When the horse collar was invented, productivity increased because more acres of farm land could be put under cultivation with horses than with oxen. Women had been more involved with  planting and harvesting up to this point, but it was feared that the increased amount of strength required to work a team of horses vs. Oxen would cause an increase in miscarriages. In addition Men saw it as a way ole ay to secure property that they felt rightfully belonged to themselves and their sons, and the Monarch and ft he pope ı

Bishop_g5

I understand Trysts. It's impossible for the average human being to create a cast of mind that will include interactions ( Love ) with a unknown to his familiar environment. To imagine the difficulty it's more easy for us to go away from people we used to be together than to approach new ones. We are not ready for this kind of love or life and I don't really know if we will ever be but our purpose for this life does not stop in survival only and that personally gives me a motive to understand why. Some times I find it, some times I catch my self losing it, ignore it , but I feel it somewhere out there waiting for me.

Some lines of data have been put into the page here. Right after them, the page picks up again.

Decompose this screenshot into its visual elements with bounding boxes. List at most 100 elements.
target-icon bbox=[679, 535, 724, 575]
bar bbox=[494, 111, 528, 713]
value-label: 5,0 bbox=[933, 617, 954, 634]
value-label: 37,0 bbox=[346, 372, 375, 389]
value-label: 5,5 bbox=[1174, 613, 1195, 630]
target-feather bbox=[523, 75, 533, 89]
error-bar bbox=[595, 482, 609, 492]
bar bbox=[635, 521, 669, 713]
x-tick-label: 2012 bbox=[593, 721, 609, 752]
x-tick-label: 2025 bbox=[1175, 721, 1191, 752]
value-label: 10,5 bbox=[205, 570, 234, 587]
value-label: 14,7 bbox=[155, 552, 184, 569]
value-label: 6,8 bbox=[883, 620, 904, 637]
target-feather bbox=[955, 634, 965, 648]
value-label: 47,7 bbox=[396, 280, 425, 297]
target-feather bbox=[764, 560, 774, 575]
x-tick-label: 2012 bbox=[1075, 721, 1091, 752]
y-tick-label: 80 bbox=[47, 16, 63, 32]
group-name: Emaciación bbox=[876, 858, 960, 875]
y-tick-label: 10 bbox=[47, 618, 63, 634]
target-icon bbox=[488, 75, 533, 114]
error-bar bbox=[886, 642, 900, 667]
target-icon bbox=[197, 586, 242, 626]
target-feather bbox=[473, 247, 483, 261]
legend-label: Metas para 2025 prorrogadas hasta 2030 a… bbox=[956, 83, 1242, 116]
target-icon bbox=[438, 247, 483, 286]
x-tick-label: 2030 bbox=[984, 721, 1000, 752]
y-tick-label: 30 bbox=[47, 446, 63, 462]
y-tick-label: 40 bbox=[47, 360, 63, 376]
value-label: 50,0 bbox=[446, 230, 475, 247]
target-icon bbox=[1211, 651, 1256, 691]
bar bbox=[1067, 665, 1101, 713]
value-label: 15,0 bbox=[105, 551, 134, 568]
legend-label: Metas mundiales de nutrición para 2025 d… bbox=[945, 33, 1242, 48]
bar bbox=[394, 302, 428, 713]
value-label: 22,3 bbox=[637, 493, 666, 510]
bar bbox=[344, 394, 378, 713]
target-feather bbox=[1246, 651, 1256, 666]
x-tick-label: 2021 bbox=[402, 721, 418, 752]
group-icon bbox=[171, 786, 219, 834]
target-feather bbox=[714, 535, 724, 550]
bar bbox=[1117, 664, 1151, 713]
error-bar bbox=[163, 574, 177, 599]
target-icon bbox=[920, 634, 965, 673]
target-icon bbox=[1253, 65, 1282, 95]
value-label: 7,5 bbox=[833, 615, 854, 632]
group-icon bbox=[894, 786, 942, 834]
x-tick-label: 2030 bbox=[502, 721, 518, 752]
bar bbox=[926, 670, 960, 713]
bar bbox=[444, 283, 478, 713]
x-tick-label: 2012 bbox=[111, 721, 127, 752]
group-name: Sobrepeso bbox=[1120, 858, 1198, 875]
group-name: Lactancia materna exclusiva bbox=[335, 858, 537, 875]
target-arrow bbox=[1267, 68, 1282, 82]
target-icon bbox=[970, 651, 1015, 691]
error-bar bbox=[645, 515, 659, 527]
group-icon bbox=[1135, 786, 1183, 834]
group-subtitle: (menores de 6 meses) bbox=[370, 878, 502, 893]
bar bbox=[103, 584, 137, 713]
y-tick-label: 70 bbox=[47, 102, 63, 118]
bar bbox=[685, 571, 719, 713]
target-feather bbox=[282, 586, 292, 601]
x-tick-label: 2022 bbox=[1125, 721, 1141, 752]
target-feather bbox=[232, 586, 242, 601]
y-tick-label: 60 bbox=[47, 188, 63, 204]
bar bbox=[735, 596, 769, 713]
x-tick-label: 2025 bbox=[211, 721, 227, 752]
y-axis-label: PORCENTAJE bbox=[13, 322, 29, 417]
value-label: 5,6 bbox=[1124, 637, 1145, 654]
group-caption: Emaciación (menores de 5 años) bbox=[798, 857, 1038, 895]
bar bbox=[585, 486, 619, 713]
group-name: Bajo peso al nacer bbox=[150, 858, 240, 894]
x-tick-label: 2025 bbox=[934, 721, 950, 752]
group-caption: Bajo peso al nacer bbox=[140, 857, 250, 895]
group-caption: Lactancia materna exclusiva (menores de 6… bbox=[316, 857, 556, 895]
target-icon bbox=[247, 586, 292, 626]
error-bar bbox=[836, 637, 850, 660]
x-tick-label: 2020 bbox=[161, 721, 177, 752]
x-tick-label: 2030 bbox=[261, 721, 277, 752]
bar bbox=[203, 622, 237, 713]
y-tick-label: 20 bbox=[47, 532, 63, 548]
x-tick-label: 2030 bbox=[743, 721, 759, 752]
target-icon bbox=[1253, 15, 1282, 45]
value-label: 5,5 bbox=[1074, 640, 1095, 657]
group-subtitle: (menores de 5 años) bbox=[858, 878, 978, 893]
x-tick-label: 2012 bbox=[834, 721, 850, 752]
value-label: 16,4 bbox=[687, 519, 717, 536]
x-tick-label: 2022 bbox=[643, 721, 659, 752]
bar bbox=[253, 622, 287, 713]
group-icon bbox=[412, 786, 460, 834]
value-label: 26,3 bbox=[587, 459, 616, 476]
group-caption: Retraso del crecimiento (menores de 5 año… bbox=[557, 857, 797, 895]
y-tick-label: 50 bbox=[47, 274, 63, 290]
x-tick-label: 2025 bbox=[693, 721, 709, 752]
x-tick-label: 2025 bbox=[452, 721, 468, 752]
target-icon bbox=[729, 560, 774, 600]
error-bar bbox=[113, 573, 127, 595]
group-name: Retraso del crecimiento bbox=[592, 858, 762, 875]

I don't know much for Polygamy and its cause to contribute more in this discussion and I already feel that I typed words that it's unusual to be explained with letters.

I will tell this Trysts : Almost everyone in this world is responsible for his way of thinking and it's in our hand to make a difference in the way we want to live this life.

trysts

@Bishop: If "love" is defined merely as human interaction then we are speaking about two different things under the heading of "love".